As above I used to use it in my sump when I had a fish room, imo its not all its cracked up to be, and at times can be a right pain in the rear, you have to ensure it stays fluidized other wise it gets gunked up in no time I ended up changing over to good old cheap pot scrubbers, alot cheaper and easier to keep clean


----------



## kirk (26 Nov 2013)

I've used it and stopped due to the rapid clogging. Also the rattling in our 2215 if you don't get your trays/dividers sat level drives you mad.  I now use bio balls mixEd wwith ceramic tubes you don't want it floating around in a canister like In a pond set up


----------



## dw1305 (26 Nov 2013)

Hi all,
I've got some "floating cell media" in one of my externals (Eheim 2224), and I've got on really well with it.

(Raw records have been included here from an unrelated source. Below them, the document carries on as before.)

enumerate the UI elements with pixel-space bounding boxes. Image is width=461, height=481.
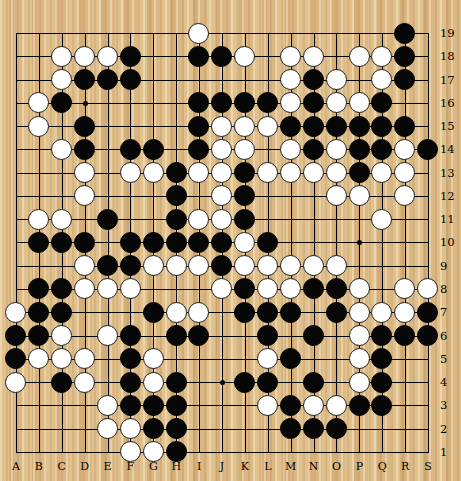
- intersection-O18[interactable]: [325, 45, 348, 68]
- intersection-K17[interactable]: [233, 68, 256, 91]
- intersection-N19[interactable]: [302, 21, 325, 44]
- intersection-N6[interactable]: [302, 324, 325, 347]
- intersection-K6[interactable]: [233, 324, 256, 347]
- intersection-I6[interactable]: [188, 324, 211, 347]
- intersection-N14[interactable]: [302, 138, 325, 161]
- intersection-I17[interactable]: [188, 68, 211, 91]
- intersection-M7[interactable]: [279, 301, 302, 324]
- intersection-F5[interactable]: [119, 347, 142, 370]
- intersection-G6[interactable]: [142, 324, 165, 347]
- intersection-I4[interactable]: [188, 370, 211, 393]
- intersection-M3[interactable]: [279, 394, 302, 417]
- intersection-S12[interactable]: [416, 184, 439, 207]
- intersection-A17[interactable]: [5, 68, 28, 91]
- intersection-J15[interactable]: [210, 114, 233, 137]
- intersection-H18[interactable]: [165, 45, 188, 68]
- intersection-G7[interactable]: [142, 301, 165, 324]
- intersection-F7[interactable]: [119, 301, 142, 324]
- intersection-E11[interactable]: [96, 208, 119, 231]
- intersection-P13[interactable]: [348, 161, 371, 184]
- intersection-L5[interactable]: [256, 347, 279, 370]
- intersection-A5[interactable]: [5, 347, 28, 370]
- intersection-R15[interactable]: [393, 114, 416, 137]
- intersection-J6[interactable]: [210, 324, 233, 347]
- intersection-N11[interactable]: [302, 208, 325, 231]
- intersection-O16[interactable]: [325, 91, 348, 114]
- intersection-D4[interactable]: [73, 370, 96, 393]
- intersection-J5[interactable]: [210, 347, 233, 370]
- intersection-Q10[interactable]: [371, 231, 394, 254]
- intersection-O7[interactable]: [325, 301, 348, 324]
- intersection-E16[interactable]: [96, 91, 119, 114]
- intersection-A2[interactable]: [5, 417, 28, 440]
- intersection-P19[interactable]: [348, 21, 371, 44]
- intersection-E2[interactable]: [96, 417, 119, 440]
- intersection-P16[interactable]: [348, 91, 371, 114]
- intersection-K8[interactable]: [233, 277, 256, 300]
- intersection-S19[interactable]: [416, 21, 439, 44]
- intersection-O14[interactable]: [325, 138, 348, 161]
- intersection-M8[interactable]: [279, 277, 302, 300]
- intersection-L9[interactable]: [256, 254, 279, 277]
- intersection-D5[interactable]: [73, 347, 96, 370]
- intersection-I11[interactable]: [188, 208, 211, 231]
- intersection-G18[interactable]: [142, 45, 165, 68]
- intersection-D15[interactable]: [73, 114, 96, 137]
- intersection-H11[interactable]: [165, 208, 188, 231]
- intersection-R18[interactable]: [393, 45, 416, 68]
- intersection-H12[interactable]: [165, 184, 188, 207]
- intersection-K5[interactable]: [233, 347, 256, 370]
- intersection-K14[interactable]: [233, 138, 256, 161]
- intersection-C7[interactable]: [50, 301, 73, 324]
- intersection-I19[interactable]: [188, 21, 211, 44]
- intersection-P4[interactable]: [348, 370, 371, 393]
- intersection-S11[interactable]: [416, 208, 439, 231]
- intersection-K7[interactable]: [233, 301, 256, 324]
- intersection-O8[interactable]: [325, 277, 348, 300]
- intersection-S15[interactable]: [416, 114, 439, 137]
- intersection-N9[interactable]: [302, 254, 325, 277]
- intersection-G5[interactable]: [142, 347, 165, 370]
- intersection-H7[interactable]: [165, 301, 188, 324]
- intersection-G9[interactable]: [142, 254, 165, 277]
- intersection-Q5[interactable]: [371, 347, 394, 370]
- intersection-G8[interactable]: [142, 277, 165, 300]
- intersection-O6[interactable]: [325, 324, 348, 347]
- intersection-B7[interactable]: [27, 301, 50, 324]
- intersection-P7[interactable]: [348, 301, 371, 324]
- intersection-M10[interactable]: [279, 231, 302, 254]
- intersection-L7[interactable]: [256, 301, 279, 324]
- intersection-B16[interactable]: [27, 91, 50, 114]
- intersection-E9[interactable]: [96, 254, 119, 277]
- intersection-A14[interactable]: [5, 138, 28, 161]
- intersection-R2[interactable]: [393, 417, 416, 440]
- intersection-N2[interactable]: [302, 417, 325, 440]
- intersection-I12[interactable]: [188, 184, 211, 207]
- intersection-L4[interactable]: [256, 370, 279, 393]
- intersection-O10[interactable]: [325, 231, 348, 254]
- intersection-E12[interactable]: [96, 184, 119, 207]
- intersection-H2[interactable]: [165, 417, 188, 440]
- intersection-H15[interactable]: [165, 114, 188, 137]
- intersection-I14[interactable]: [188, 138, 211, 161]
- intersection-I8[interactable]: [188, 277, 211, 300]
- intersection-R9[interactable]: [393, 254, 416, 277]
- intersection-S7[interactable]: [416, 301, 439, 324]
- intersection-D8[interactable]: [73, 277, 96, 300]
- intersection-G2[interactable]: [142, 417, 165, 440]
- intersection-L15[interactable]: [256, 114, 279, 137]
- intersection-C16[interactable]: [50, 91, 73, 114]
- intersection-Q18[interactable]: [371, 45, 394, 68]
- intersection-K2[interactable]: [233, 417, 256, 440]
- intersection-A13[interactable]: [5, 161, 28, 184]
- intersection-P5[interactable]: [348, 347, 371, 370]
- intersection-C3[interactable]: [50, 394, 73, 417]
- intersection-Q9[interactable]: [371, 254, 394, 277]
- intersection-I5[interactable]: [188, 347, 211, 370]
- intersection-D12[interactable]: [73, 184, 96, 207]
- intersection-C15[interactable]: [50, 114, 73, 137]
- intersection-E15[interactable]: [96, 114, 119, 137]
- intersection-A8[interactable]: [5, 277, 28, 300]
- intersection-L6[interactable]: [256, 324, 279, 347]
- intersection-D6[interactable]: [73, 324, 96, 347]
- intersection-L3[interactable]: [256, 394, 279, 417]
- intersection-H10[interactable]: [165, 231, 188, 254]
- intersection-O15[interactable]: [325, 114, 348, 137]
- intersection-H16[interactable]: [165, 91, 188, 114]
- intersection-R10[interactable]: [393, 231, 416, 254]
- intersection-C8[interactable]: [50, 277, 73, 300]
- intersection-J9[interactable]: [210, 254, 233, 277]
- intersection-A6[interactable]: [5, 324, 28, 347]
- intersection-K4[interactable]: [233, 370, 256, 393]
- intersection-H17[interactable]: [165, 68, 188, 91]
- intersection-Q14[interactable]: [371, 138, 394, 161]
- intersection-O4[interactable]: [325, 370, 348, 393]
- intersection-M9[interactable]: [279, 254, 302, 277]
- intersection-K13[interactable]: [233, 161, 256, 184]
- intersection-A19[interactable]: [5, 21, 28, 44]
- intersection-R4[interactable]: [393, 370, 416, 393]
- intersection-M6[interactable]: [279, 324, 302, 347]
- intersection-F9[interactable]: [119, 254, 142, 277]
- intersection-M4[interactable]: [279, 370, 302, 393]
- intersection-B8[interactable]: [27, 277, 50, 300]
- intersection-A15[interactable]: [5, 114, 28, 137]
- intersection-D14[interactable]: [73, 138, 96, 161]
- intersection-D10[interactable]: [73, 231, 96, 254]
- intersection-M19[interactable]: [279, 21, 302, 44]
- intersection-J19[interactable]: [210, 21, 233, 44]
- intersection-C5[interactable]: [50, 347, 73, 370]
- intersection-E7[interactable]: [96, 301, 119, 324]
- intersection-C14[interactable]: [50, 138, 73, 161]
- intersection-P11[interactable]: [348, 208, 371, 231]
- intersection-R11[interactable]: [393, 208, 416, 231]
- intersection-A3[interactable]: [5, 394, 28, 417]
- intersection-K15[interactable]: [233, 114, 256, 137]
- intersection-F2[interactable]: [119, 417, 142, 440]
- intersection-D11[interactable]: [73, 208, 96, 231]
- intersection-B2[interactable]: [27, 417, 50, 440]
- intersection-Q12[interactable]: [371, 184, 394, 207]
- intersection-J14[interactable]: [210, 138, 233, 161]
- intersection-C13[interactable]: [50, 161, 73, 184]
- intersection-G3[interactable]: [142, 394, 165, 417]
- intersection-F16[interactable]: [119, 91, 142, 114]
- intersection-S3[interactable]: [416, 394, 439, 417]
- intersection-R14[interactable]: [393, 138, 416, 161]
- intersection-J13[interactable]: [210, 161, 233, 184]
- intersection-N16[interactable]: [302, 91, 325, 114]
- intersection-P2[interactable]: [348, 417, 371, 440]
- intersection-R16[interactable]: [393, 91, 416, 114]
- intersection-F3[interactable]: [119, 394, 142, 417]
- intersection-A10[interactable]: [5, 231, 28, 254]
- intersection-E3[interactable]: [96, 394, 119, 417]
- intersection-Q4[interactable]: [371, 370, 394, 393]
- intersection-P18[interactable]: [348, 45, 371, 68]
- intersection-N5[interactable]: [302, 347, 325, 370]
- intersection-I2[interactable]: [188, 417, 211, 440]
- intersection-B11[interactable]: [27, 208, 50, 231]
- intersection-P6[interactable]: [348, 324, 371, 347]
- intersection-H5[interactable]: [165, 347, 188, 370]
- intersection-M2[interactable]: [279, 417, 302, 440]
- intersection-L8[interactable]: [256, 277, 279, 300]
- intersection-F13[interactable]: [119, 161, 142, 184]
- intersection-M5[interactable]: [279, 347, 302, 370]
- intersection-G10[interactable]: [142, 231, 165, 254]
- intersection-S13[interactable]: [416, 161, 439, 184]
- intersection-I3[interactable]: [188, 394, 211, 417]
- intersection-B9[interactable]: [27, 254, 50, 277]
- intersection-C19[interactable]: [50, 21, 73, 44]
- intersection-L19[interactable]: [256, 21, 279, 44]
- intersection-A9[interactable]: [5, 254, 28, 277]
- intersection-M17[interactable]: [279, 68, 302, 91]
- intersection-D7[interactable]: [73, 301, 96, 324]
- intersection-M18[interactable]: [279, 45, 302, 68]
- intersection-L14[interactable]: [256, 138, 279, 161]
- intersection-F8[interactable]: [119, 277, 142, 300]
- intersection-Q15[interactable]: [371, 114, 394, 137]
- intersection-N7[interactable]: [302, 301, 325, 324]
- intersection-S18[interactable]: [416, 45, 439, 68]
- intersection-P17[interactable]: [348, 68, 371, 91]
- intersection-H8[interactable]: [165, 277, 188, 300]
- intersection-B10[interactable]: [27, 231, 50, 254]
- intersection-O3[interactable]: [325, 394, 348, 417]
- intersection-B15[interactable]: [27, 114, 50, 137]
- intersection-S8[interactable]: [416, 277, 439, 300]
- intersection-R12[interactable]: [393, 184, 416, 207]
- intersection-G14[interactable]: [142, 138, 165, 161]
- intersection-B4[interactable]: [27, 370, 50, 393]
- intersection-K12[interactable]: [233, 184, 256, 207]
- intersection-P12[interactable]: [348, 184, 371, 207]
- intersection-I15[interactable]: [188, 114, 211, 137]
- intersection-H4[interactable]: [165, 370, 188, 393]
- intersection-C18[interactable]: [50, 45, 73, 68]
- intersection-H13[interactable]: [165, 161, 188, 184]
- intersection-O11[interactable]: [325, 208, 348, 231]
- intersection-Q11[interactable]: [371, 208, 394, 231]
- intersection-E8[interactable]: [96, 277, 119, 300]
- intersection-B6[interactable]: [27, 324, 50, 347]
- intersection-F14[interactable]: [119, 138, 142, 161]
- intersection-E18[interactable]: [96, 45, 119, 68]
- intersection-N3[interactable]: [302, 394, 325, 417]
- intersection-Q3[interactable]: [371, 394, 394, 417]
- intersection-I13[interactable]: [188, 161, 211, 184]
- intersection-R17[interactable]: [393, 68, 416, 91]
- intersection-R8[interactable]: [393, 277, 416, 300]
- intersection-H6[interactable]: [165, 324, 188, 347]
- intersection-E13[interactable]: [96, 161, 119, 184]
- intersection-R5[interactable]: [393, 347, 416, 370]
- intersection-K19[interactable]: [233, 21, 256, 44]
- intersection-Q17[interactable]: [371, 68, 394, 91]
- intersection-D3[interactable]: [73, 394, 96, 417]
- intersection-S16[interactable]: [416, 91, 439, 114]
- intersection-K3[interactable]: [233, 394, 256, 417]
- intersection-L2[interactable]: [256, 417, 279, 440]
- intersection-R6[interactable]: [393, 324, 416, 347]
- intersection-B18[interactable]: [27, 45, 50, 68]
- intersection-S4[interactable]: [416, 370, 439, 393]
- intersection-P8[interactable]: [348, 277, 371, 300]
- intersection-K9[interactable]: [233, 254, 256, 277]
- intersection-Q2[interactable]: [371, 417, 394, 440]
- intersection-P15[interactable]: [348, 114, 371, 137]
- intersection-C6[interactable]: [50, 324, 73, 347]
- intersection-O12[interactable]: [325, 184, 348, 207]
- intersection-A16[interactable]: [5, 91, 28, 114]
- intersection-G16[interactable]: [142, 91, 165, 114]
- intersection-S9[interactable]: [416, 254, 439, 277]
- intersection-B19[interactable]: [27, 21, 50, 44]
- intersection-H19[interactable]: [165, 21, 188, 44]
- intersection-J10[interactable]: [210, 231, 233, 254]
- intersection-D13[interactable]: [73, 161, 96, 184]
- intersection-C17[interactable]: [50, 68, 73, 91]
- intersection-G4[interactable]: [142, 370, 165, 393]
- intersection-G19[interactable]: [142, 21, 165, 44]
- intersection-N13[interactable]: [302, 161, 325, 184]
- intersection-L12[interactable]: [256, 184, 279, 207]
- intersection-M13[interactable]: [279, 161, 302, 184]
- intersection-O5[interactable]: [325, 347, 348, 370]
- intersection-O2[interactable]: [325, 417, 348, 440]
- intersection-E4[interactable]: [96, 370, 119, 393]
- intersection-J16[interactable]: [210, 91, 233, 114]
- intersection-J12[interactable]: [210, 184, 233, 207]
- intersection-K16[interactable]: [233, 91, 256, 114]
- intersection-J7[interactable]: [210, 301, 233, 324]
- intersection-F10[interactable]: [119, 231, 142, 254]
- intersection-A12[interactable]: [5, 184, 28, 207]
- intersection-N17[interactable]: [302, 68, 325, 91]
- intersection-O19[interactable]: [325, 21, 348, 44]
- intersection-Q6[interactable]: [371, 324, 394, 347]
- intersection-M11[interactable]: [279, 208, 302, 231]
- intersection-J4[interactable]: [210, 370, 233, 393]
- intersection-B17[interactable]: [27, 68, 50, 91]
- intersection-S5[interactable]: [416, 347, 439, 370]
- intersection-J3[interactable]: [210, 394, 233, 417]
- intersection-G12[interactable]: [142, 184, 165, 207]
- intersection-D2[interactable]: [73, 417, 96, 440]
- intersection-J11[interactable]: [210, 208, 233, 231]
- intersection-F4[interactable]: [119, 370, 142, 393]
- intersection-P14[interactable]: [348, 138, 371, 161]
- intersection-I7[interactable]: [188, 301, 211, 324]
- intersection-I18[interactable]: [188, 45, 211, 68]
- intersection-M16[interactable]: [279, 91, 302, 114]
- intersection-R7[interactable]: [393, 301, 416, 324]
- intersection-C10[interactable]: [50, 231, 73, 254]
- intersection-D16[interactable]: [73, 91, 96, 114]
- intersection-F17[interactable]: [119, 68, 142, 91]
- intersection-N10[interactable]: [302, 231, 325, 254]
- intersection-F15[interactable]: [119, 114, 142, 137]
- intersection-N4[interactable]: [302, 370, 325, 393]
- intersection-K11[interactable]: [233, 208, 256, 231]
- intersection-R3[interactable]: [393, 394, 416, 417]
- intersection-A4[interactable]: [5, 370, 28, 393]
- intersection-F12[interactable]: [119, 184, 142, 207]
- intersection-D17[interactable]: [73, 68, 96, 91]
- intersection-Q8[interactable]: [371, 277, 394, 300]
- intersection-D9[interactable]: [73, 254, 96, 277]
- intersection-F6[interactable]: [119, 324, 142, 347]
- intersection-B13[interactable]: [27, 161, 50, 184]
- intersection-S6[interactable]: [416, 324, 439, 347]
- intersection-N18[interactable]: [302, 45, 325, 68]
- intersection-P9[interactable]: [348, 254, 371, 277]
- intersection-M12[interactable]: [279, 184, 302, 207]
- intersection-S2[interactable]: [416, 417, 439, 440]
- intersection-G17[interactable]: [142, 68, 165, 91]
- intersection-F18[interactable]: [119, 45, 142, 68]
- intersection-E6[interactable]: [96, 324, 119, 347]
- intersection-Q7[interactable]: [371, 301, 394, 324]
- intersection-E19[interactable]: [96, 21, 119, 44]
- intersection-D19[interactable]: [73, 21, 96, 44]
- intersection-Q19[interactable]: [371, 21, 394, 44]
- intersection-P3[interactable]: [348, 394, 371, 417]
- intersection-F11[interactable]: [119, 208, 142, 231]
- intersection-N15[interactable]: [302, 114, 325, 137]
- intersection-K18[interactable]: [233, 45, 256, 68]
- intersection-R19[interactable]: [393, 21, 416, 44]
- intersection-A18[interactable]: [5, 45, 28, 68]
- intersection-I10[interactable]: [188, 231, 211, 254]
- intersection-J8[interactable]: [210, 277, 233, 300]
- intersection-L13[interactable]: [256, 161, 279, 184]
- intersection-L16[interactable]: [256, 91, 279, 114]
- intersection-L10[interactable]: [256, 231, 279, 254]
- intersection-H3[interactable]: [165, 394, 188, 417]
- intersection-N12[interactable]: [302, 184, 325, 207]
- intersection-C12[interactable]: [50, 184, 73, 207]
- intersection-M14[interactable]: [279, 138, 302, 161]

I haven't found it gets clogged, it is in the lower tray and I have a sponge on the filter intake.

cheers Darrel


----------



## kirk (26 Nov 2013)

Is it quiet in your filter Darrel?


----------



## dw1305 (27 Nov 2013)

Hi all, 





kirk said:


> Is it quiet in your filter Darrel?


 Yes, that tank is in my kitchen and you can't hear it running, although the noise of the bubbles from the venturi and internal (I've got an Aquaball in the tank as well) drives my wife mad.  Both tank and filter are sitting on the work top, although the tank is on a polystyrene plinth to give a bit of height difference.

I got the filter second hand, but I think it was fairly new and I much prefer the 2224 to the "Ecco" equivalent (much easier to open for starters).

cheers Darrel


----------